After two arrests by Iran's ubiquitous secret police for openly complaining about the mullahs, Ebrahami fled, but not to Europe or the U.S. Today she resides in a dusty camp in Iraq, a soldier in one of the most unusual and little known military forces in the world. The National Liberation Army (N.L.A.) of Iran is 30,000 strong, fully armored and ready at any moment to do battle. Some 35% of its soldiers are women, as are 70% of its officers. The troops wear no insignia of rank, live communally and receive no pay. They have taken a vow to remain celibate until Iran is freed. And all express near fanatical loyalty to the woman they hope to install as the next President of Iran: Maryam Rajavi.
Successors to the leftist People's Mujahedin, which helped overthrow Shah Mohammed Reza Pahlavi, the soldiers of the rebel force are bivouacked in five camps in the barren salt desert of Iraq, just out of range of Iranian artillery. Critics call them pawns of the Iraqis, who are said to have given the resisters money and arms in addition to a generous swath of desert land. They also say Rajavi hardly represents a democratic alternative to the current regime.
But the N.L.A. remains the strongest opposition to a government that last week was again proved to be an international renegade. A German court, in convicting four men of the 1992 murder of four Iranian Kurd dissidents in Berlin, found that the killings were approved at the "highest state levels" in Tehran. After the verdict, Germany recalled its ambassador, ejected four Iranian diplomats and announced it was reassessing the policy of "critical dialogue" that has allowed Bonn to become Iran's principal Western trading partner.
The Germans' anger could only give heart to the N.L.A., whose desert battalions have been poised to make war against the fundamentalist government since 1988. The army's finest moment came in 1991, when it successfully fought off a large-scale incursion by a force of elite Revolutionary Guards. The N.L.A.'s officers claim they have launched more than 100 cross-border operations against Iran in the past several years. The Iranians have responded with terrorist strikes, Scud missiles and, in January, a mortar assault on the N.L.A.'s fortified compound in downtown Baghdad, causing minor damage.

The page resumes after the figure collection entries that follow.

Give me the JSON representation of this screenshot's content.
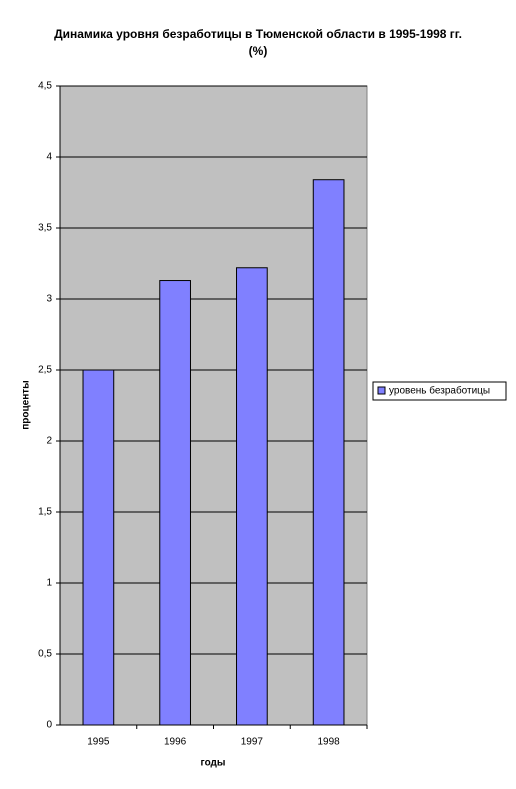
{
  "chart_data": {
    "type": "bar",
    "title": "Динамика уровня безработицы в Тюменской области в 1995-1998 гг. (%)",
    "x_label": "годы",
    "y_label": "проценты",
    "categories": [
      "1995",
      "1996",
      "1997",
      "1998"
    ],
    "series": [
      {
        "name": "уровень безработицы",
        "color": "#8080ff",
        "values": [
          2.5,
          3.13,
          3.22,
          3.84
        ]
      }
    ],
    "ylim": [
      0,
      4.5
    ],
    "yticks": [
      0,
      {
        "value": 0.5,
        "label": "0,5"
      },
      1,
      {
        "value": 1.5,
        "label": "1,5"
      },
      2,
      {
        "value": 2.5,
        "label": "2,5"
      },
      3,
      {
        "value": 3.5,
        "label": "3,5"
      },
      4,
      {
        "value": 4.5,
        "label": "4,5"
      }
    ],
    "grid": true,
    "plot_background": "#c0c0c0",
    "legend": "right"
  }
}
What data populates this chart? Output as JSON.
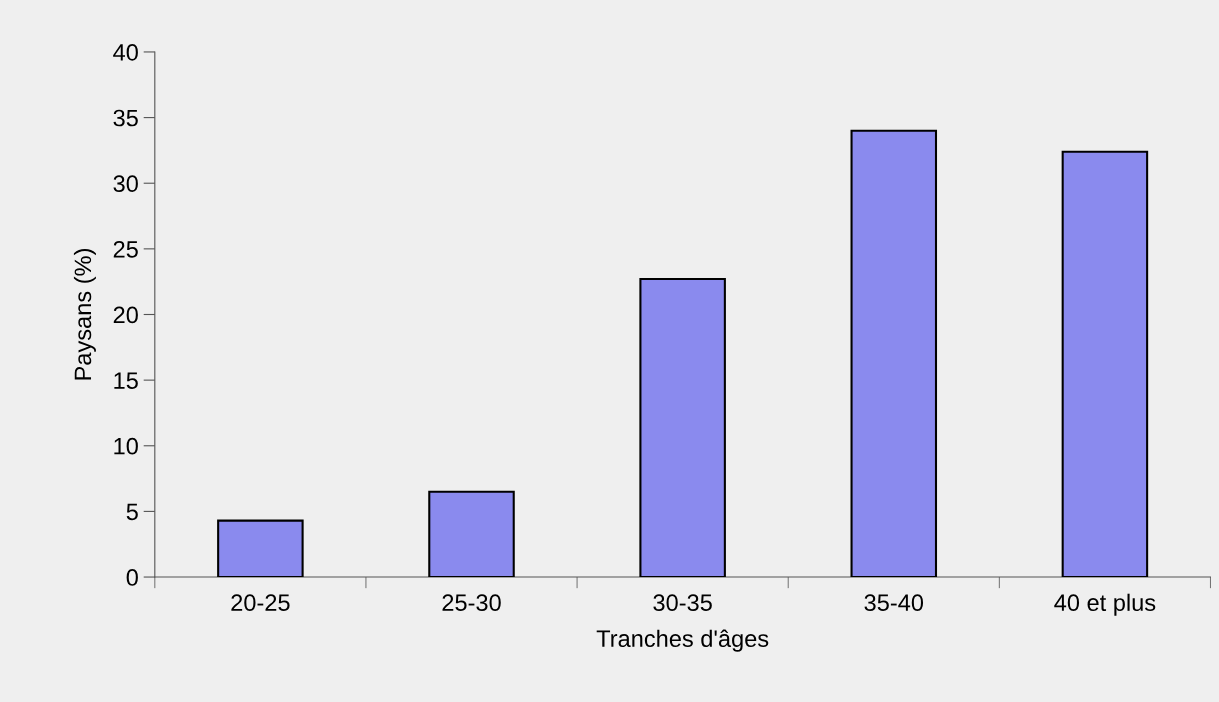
{
  "chart_data": {
    "type": "bar",
    "xlabel": "Tranches d'âges",
    "ylabel": "Paysans (%)",
    "categories": [
      "20-25",
      "25-30",
      "30-35",
      "35-40",
      "40 et plus"
    ],
    "values": [
      4.3,
      6.5,
      22.7,
      34.0,
      32.4
    ],
    "color": "#8a8aee",
    "ylim": [
      0,
      40
    ],
    "yticks": [
      0,
      5,
      10,
      15,
      20,
      25,
      30,
      35,
      40
    ],
    "grid": false
  }
}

When the moment is right, say leaders of the National Council of Resistance of Iran (N.C.R.), the rebels' civilian arm, the N.L.A. will roll across the border in support of a general uprising against the fundamentalist Iranian government. "We intend to combine the army with the rising of social unrest to sweep away the mullahs," N.C.R. president Maryam Rajavi told Time. "The mullahs are a regime that doesn't understand any language other than force and power." N.C.R. leaders believe, perhaps too optimistically, that burgeoning discontent with Iran's faltering economy, which has led to open protests and riots in recent months, means their moment may soon be at hand.